Himself RayStation insists on this by saying that certain techniques, such as VMAT sequencing, should be treated as practically a new technique, requiring validation of beam model and QA per patient. This completely changes the tone of the discussion. The dose algorithm matters a lot, but it never acts alone.
How to read heterogeneity more maturely
A more mature reading of the comparison between algorithms in heterogeneity includes at least four questions:
- which physical phenomenon dominates this case?
- which algorithm hypothesis is most pressed here?
- does the observed difference come from transport, dose convention or beam model?

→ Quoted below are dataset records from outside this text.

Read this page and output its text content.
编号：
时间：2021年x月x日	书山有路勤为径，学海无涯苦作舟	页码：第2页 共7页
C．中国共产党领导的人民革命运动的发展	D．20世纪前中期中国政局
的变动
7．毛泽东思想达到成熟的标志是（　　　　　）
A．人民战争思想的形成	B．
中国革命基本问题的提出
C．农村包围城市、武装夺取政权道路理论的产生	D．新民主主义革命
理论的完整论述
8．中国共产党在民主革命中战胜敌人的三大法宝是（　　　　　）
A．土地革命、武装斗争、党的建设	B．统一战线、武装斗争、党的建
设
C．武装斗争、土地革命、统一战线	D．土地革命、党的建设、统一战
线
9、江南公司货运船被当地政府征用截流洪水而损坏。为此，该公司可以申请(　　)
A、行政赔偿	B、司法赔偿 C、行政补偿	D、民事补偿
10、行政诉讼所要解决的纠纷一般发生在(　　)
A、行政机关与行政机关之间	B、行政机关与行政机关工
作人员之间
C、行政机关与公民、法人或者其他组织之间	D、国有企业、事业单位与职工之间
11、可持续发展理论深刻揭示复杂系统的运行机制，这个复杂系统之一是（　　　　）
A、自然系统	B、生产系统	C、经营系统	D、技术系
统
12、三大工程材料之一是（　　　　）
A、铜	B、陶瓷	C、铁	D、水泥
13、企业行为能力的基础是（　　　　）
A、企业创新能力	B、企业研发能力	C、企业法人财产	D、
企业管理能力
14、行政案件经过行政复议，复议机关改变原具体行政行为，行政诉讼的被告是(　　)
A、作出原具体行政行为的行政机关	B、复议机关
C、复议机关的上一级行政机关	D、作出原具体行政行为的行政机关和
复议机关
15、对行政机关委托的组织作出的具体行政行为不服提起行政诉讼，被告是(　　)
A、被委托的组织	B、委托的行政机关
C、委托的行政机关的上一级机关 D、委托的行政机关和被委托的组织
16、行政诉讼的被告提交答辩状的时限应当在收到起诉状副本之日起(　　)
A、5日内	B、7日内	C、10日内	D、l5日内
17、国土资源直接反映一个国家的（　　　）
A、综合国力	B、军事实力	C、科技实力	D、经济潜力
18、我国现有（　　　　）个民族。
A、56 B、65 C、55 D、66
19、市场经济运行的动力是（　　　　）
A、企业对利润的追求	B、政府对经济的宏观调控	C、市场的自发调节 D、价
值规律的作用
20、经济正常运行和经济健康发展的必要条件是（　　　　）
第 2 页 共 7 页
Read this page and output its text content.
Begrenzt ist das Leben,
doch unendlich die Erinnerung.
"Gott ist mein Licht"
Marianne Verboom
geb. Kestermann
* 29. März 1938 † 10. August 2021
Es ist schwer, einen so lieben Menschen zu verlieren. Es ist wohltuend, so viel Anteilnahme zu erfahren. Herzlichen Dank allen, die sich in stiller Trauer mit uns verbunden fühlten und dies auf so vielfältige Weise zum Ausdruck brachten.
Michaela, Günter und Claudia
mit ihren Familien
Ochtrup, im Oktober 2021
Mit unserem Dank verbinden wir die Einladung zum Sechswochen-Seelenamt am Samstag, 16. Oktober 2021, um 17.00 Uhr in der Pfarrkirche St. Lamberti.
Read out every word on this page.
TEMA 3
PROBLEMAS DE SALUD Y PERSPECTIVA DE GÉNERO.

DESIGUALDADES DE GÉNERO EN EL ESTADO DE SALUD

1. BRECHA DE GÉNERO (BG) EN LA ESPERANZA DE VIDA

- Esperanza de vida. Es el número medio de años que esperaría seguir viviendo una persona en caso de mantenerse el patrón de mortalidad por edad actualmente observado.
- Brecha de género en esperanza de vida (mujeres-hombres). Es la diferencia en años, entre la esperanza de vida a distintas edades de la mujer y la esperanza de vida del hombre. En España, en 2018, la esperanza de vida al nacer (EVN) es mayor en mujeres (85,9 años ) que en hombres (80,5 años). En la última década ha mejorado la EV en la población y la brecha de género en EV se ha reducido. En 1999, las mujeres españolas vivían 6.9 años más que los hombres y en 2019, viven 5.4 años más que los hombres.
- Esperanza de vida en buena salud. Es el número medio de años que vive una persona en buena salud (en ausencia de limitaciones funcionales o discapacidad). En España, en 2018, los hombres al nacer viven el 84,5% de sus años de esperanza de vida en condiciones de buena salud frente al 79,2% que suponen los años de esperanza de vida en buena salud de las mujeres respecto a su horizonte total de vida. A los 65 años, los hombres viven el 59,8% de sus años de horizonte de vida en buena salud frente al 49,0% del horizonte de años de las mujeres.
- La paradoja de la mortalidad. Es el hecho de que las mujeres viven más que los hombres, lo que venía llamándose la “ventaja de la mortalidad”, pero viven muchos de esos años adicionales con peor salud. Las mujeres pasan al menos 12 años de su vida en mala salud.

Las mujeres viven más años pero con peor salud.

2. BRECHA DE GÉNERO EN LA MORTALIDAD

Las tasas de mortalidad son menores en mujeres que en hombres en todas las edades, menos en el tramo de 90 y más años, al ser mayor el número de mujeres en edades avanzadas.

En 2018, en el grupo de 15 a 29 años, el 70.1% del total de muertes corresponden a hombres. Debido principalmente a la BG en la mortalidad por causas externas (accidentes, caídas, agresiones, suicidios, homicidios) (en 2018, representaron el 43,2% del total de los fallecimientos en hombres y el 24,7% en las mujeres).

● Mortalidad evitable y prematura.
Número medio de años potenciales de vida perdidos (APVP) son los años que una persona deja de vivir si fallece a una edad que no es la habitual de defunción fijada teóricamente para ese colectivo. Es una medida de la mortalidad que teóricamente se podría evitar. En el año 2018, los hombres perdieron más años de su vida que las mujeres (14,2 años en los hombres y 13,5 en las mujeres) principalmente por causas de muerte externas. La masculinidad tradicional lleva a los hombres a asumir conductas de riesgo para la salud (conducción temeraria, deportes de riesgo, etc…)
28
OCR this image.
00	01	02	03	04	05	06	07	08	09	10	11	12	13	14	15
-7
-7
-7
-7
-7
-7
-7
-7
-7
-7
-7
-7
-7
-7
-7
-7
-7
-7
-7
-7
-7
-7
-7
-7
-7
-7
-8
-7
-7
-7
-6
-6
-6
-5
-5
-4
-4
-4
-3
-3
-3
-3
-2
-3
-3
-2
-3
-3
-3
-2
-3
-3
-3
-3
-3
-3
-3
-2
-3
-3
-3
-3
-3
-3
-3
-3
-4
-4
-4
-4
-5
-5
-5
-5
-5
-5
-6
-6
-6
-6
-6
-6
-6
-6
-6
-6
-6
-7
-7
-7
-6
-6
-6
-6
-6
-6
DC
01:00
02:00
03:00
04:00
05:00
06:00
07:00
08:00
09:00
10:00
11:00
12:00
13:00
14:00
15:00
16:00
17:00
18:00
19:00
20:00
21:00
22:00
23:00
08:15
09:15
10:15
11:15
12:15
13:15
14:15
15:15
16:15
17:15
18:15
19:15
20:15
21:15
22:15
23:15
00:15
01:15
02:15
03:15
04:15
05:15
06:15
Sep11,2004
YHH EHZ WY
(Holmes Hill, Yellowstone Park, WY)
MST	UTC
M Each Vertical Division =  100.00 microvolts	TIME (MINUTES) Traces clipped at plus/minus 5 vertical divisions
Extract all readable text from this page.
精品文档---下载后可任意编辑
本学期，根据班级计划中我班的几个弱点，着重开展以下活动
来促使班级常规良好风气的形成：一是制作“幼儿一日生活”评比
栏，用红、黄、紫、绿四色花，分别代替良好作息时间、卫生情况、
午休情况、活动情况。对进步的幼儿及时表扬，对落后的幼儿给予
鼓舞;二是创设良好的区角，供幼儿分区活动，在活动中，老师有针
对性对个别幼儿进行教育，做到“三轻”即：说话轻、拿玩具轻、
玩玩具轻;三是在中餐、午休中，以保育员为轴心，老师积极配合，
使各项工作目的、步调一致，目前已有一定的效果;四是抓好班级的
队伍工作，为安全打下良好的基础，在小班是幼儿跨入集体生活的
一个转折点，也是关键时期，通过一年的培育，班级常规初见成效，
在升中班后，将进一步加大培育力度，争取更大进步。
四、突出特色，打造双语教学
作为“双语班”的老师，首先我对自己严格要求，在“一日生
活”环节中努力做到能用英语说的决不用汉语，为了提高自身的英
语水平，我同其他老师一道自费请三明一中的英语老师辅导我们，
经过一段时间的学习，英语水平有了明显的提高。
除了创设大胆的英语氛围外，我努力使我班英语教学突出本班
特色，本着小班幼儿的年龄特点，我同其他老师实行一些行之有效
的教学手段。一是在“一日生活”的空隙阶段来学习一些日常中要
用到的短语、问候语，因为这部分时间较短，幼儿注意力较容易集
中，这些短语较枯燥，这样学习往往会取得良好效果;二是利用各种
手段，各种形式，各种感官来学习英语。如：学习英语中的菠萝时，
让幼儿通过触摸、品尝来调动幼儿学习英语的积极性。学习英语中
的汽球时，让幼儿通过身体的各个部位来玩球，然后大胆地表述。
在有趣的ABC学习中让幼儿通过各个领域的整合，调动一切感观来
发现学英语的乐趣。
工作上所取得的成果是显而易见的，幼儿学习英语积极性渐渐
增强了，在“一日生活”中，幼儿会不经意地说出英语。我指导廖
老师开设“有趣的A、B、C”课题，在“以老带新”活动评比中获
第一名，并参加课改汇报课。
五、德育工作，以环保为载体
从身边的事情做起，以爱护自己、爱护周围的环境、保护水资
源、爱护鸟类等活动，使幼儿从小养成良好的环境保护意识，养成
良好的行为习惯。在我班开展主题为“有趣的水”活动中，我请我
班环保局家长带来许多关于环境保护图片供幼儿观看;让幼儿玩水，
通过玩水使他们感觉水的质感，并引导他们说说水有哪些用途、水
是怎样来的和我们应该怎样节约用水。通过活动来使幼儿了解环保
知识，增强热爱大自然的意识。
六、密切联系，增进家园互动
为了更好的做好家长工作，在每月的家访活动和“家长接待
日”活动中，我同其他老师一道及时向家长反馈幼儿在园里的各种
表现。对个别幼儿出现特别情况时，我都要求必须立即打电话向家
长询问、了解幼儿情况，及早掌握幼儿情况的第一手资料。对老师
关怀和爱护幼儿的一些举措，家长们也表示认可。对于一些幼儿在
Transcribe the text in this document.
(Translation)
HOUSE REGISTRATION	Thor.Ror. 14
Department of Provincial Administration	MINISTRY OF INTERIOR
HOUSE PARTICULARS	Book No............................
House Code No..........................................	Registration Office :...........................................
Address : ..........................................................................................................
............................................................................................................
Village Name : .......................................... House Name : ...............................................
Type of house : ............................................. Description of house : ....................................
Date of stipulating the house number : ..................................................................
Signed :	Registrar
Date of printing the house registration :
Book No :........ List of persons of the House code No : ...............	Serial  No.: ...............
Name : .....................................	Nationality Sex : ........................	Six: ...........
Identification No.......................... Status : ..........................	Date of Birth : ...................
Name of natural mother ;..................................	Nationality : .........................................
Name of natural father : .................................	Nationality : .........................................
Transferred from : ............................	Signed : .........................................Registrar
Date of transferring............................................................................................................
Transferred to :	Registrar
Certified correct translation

- is this divergence clinically relevant or just methodologically visible?
Without these questions, the comparison becomes a ranking. With them, it becomes clinical physics.
What changes when heterogeneity meets modulation
There is a final point worth highlighting: heterogeneity rarely appears alone in modern practice. It appears together with:
- intense modulation;
- multiple fields;
- arcs;
- small fields;
- complex MLC edges.
When this happens, the problem stops being just “how the algorithm treats density” and becomes “how the algorithm + beam model + technique set describes a complex beam in a complex medium”. This is exactly why regulatory texts like RayStation insist so much on technique-specific validation and patient QA.
It is precisely in heterogeneity that names lose usefulness and physical hypotheses appear. Pencil Beam, AAA, collapsed cone, Acuros XB and Monte Carlo do not disagree because “is better” in the abstract. They differ because they simplify different parts of the same problem.
In the lung and air-tissue interfaces, the laterality of transport becomes the protagonist. In bone and high Z, the problem stops being just density and becomes material. In a small field, beam model, MLC and discretization start to matter as much as the engine name.
If the team reads heterogeneity this way, the comparison between algorithms becomes much more useful. It stops being a branded debate and becomes a concrete question about where that calculation still holds and where it is already outside the comfortable zone.